I thought I did not have the skills but I can do the first step--I think.......I thought the first step was knowing how to build one?


----------



## bogner (Jun 3, 2009)

haha that's topnotch humidor building!! :smoke: 

oh and may I take the opportunity to congratulate you on your humidors, they're beautiful! if it wasn't so expensive to ship to Europe, I would definitely be buying a custom one ..


----------



## Jumes (Jul 29, 2009)

Definitely agree Ed. Every project starts with a little head scratching, which is best done while enjoying a good cigar.


----------



## RazzBarlow (Dec 8, 2009)

It's a finger inventory.

Cigar, 1, 2, 3, 4, Thumb...check
Lighter, 1, 2, 3, 4, Thumb...check

The goal is to only be missing the cigar on the second inventory of the day.eace:


----------



## LincolnSmokes (Nov 5, 2009)

I didn't realize I was starting to build humidors too!!! I'll remember that the next time I light up a stick.


----------



## Coop D (Oct 19, 2008)

I guess we are all Master builders by now....


----------



## Jimbo57 (Aug 15, 2009)

Nothing like a little bit of Vintage to get ya started!


----------



## shunoshi (Sep 30, 2009)

I never finish anything I start.

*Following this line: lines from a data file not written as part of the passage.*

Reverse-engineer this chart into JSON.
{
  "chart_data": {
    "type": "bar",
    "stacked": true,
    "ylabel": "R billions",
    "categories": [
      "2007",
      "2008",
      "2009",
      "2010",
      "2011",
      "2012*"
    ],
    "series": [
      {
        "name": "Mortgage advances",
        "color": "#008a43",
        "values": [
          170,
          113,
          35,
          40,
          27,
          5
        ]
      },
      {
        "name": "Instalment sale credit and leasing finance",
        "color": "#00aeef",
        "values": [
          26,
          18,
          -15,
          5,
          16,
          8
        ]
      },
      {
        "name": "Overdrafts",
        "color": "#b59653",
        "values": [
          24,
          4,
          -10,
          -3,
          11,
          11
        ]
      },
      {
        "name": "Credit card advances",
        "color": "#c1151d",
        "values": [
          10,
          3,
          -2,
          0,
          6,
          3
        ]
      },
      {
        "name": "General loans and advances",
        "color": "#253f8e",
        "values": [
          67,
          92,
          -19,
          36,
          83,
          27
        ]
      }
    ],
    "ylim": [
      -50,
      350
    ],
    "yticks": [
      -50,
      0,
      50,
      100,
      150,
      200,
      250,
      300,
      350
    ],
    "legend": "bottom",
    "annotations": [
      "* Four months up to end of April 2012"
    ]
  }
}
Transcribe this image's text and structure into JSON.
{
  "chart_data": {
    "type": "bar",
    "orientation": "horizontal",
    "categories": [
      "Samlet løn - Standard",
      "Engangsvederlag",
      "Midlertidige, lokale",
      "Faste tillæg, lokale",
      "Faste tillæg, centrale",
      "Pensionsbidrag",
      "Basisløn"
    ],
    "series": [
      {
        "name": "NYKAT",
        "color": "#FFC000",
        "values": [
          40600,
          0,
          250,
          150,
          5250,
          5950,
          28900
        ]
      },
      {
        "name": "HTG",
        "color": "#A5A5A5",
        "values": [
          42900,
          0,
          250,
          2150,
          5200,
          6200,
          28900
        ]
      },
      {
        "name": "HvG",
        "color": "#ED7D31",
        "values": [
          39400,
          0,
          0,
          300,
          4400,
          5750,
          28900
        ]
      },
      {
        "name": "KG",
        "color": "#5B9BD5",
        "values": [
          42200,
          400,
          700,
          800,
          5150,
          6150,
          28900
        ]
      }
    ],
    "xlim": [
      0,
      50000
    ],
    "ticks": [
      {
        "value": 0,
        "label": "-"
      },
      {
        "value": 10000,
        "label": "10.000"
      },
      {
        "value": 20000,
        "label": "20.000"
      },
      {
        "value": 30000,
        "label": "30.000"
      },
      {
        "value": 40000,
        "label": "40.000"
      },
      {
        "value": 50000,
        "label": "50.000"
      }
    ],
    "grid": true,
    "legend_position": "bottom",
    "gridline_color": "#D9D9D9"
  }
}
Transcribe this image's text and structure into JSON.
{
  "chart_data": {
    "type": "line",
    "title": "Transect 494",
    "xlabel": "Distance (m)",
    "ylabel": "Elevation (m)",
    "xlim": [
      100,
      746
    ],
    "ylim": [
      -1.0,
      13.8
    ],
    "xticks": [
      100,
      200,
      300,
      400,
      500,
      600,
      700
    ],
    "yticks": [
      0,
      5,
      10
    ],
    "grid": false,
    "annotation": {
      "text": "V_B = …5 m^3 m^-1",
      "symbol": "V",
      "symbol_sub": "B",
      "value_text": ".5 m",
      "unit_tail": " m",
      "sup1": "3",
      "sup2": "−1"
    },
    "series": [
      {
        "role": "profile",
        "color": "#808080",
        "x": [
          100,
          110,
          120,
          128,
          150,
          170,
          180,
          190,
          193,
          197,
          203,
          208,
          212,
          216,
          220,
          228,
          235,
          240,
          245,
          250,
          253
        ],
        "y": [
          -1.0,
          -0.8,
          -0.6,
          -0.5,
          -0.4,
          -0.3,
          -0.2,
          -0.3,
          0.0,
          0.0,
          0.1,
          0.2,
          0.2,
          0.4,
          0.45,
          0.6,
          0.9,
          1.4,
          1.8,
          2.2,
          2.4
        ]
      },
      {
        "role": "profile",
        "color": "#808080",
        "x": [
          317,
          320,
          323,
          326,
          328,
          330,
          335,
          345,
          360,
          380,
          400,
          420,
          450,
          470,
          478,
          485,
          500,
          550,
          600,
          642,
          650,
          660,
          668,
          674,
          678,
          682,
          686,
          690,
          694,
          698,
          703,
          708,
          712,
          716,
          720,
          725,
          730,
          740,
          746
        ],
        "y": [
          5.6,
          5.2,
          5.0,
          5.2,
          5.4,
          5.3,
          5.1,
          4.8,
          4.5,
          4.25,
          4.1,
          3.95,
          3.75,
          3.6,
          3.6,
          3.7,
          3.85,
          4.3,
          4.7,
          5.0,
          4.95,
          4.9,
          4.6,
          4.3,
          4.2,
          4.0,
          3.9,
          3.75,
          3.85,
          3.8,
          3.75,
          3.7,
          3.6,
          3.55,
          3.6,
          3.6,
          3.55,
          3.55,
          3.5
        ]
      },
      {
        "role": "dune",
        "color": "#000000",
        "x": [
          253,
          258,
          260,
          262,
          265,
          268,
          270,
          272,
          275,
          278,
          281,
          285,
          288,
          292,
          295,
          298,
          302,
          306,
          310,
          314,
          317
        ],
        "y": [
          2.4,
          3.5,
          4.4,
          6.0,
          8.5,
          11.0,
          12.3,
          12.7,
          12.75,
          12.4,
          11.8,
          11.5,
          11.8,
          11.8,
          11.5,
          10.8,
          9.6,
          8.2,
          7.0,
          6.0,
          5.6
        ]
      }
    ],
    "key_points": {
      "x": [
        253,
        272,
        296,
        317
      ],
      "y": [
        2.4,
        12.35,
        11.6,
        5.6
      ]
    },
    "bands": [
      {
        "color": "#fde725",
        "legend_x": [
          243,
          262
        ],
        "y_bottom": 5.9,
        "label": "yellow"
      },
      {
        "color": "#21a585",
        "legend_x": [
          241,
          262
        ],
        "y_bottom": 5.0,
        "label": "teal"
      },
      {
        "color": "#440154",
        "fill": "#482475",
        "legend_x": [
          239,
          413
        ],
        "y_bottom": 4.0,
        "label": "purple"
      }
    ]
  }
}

This explains why everytime I want to build a humidor I only make it past step 1.


----------



## quesadilla (Dec 9, 2009)

ok now whats step 2? hurry this cigar is burning fast!!!


----------



## tobacmon (May 17, 2007)

RazzBarlow said:


> It's a finger inventory.
> 
> *Cigar, 1, 2, 3, 4, Thumb...check
> Lighter, 1, 2, 3, 4, Thumb...check
> ...


ROLMAO---this I liked!!!!


----------



## dmisc (Dec 1, 2009)

Um....are you holding the camera with your mouth, with auto flash, and timer set to 5 seconds?

Impressive.


----------



## cubicdissection (Jan 10, 2010)

dmisc said:


> Um....are you holding the camera with your mouth, with auto flash, and timer set to 5 seconds?
> 
> Impressive.


Hahaha....I can't believe I didn't catch that when I first saw this thread.  So, who IS holding that camera?

eep:


----------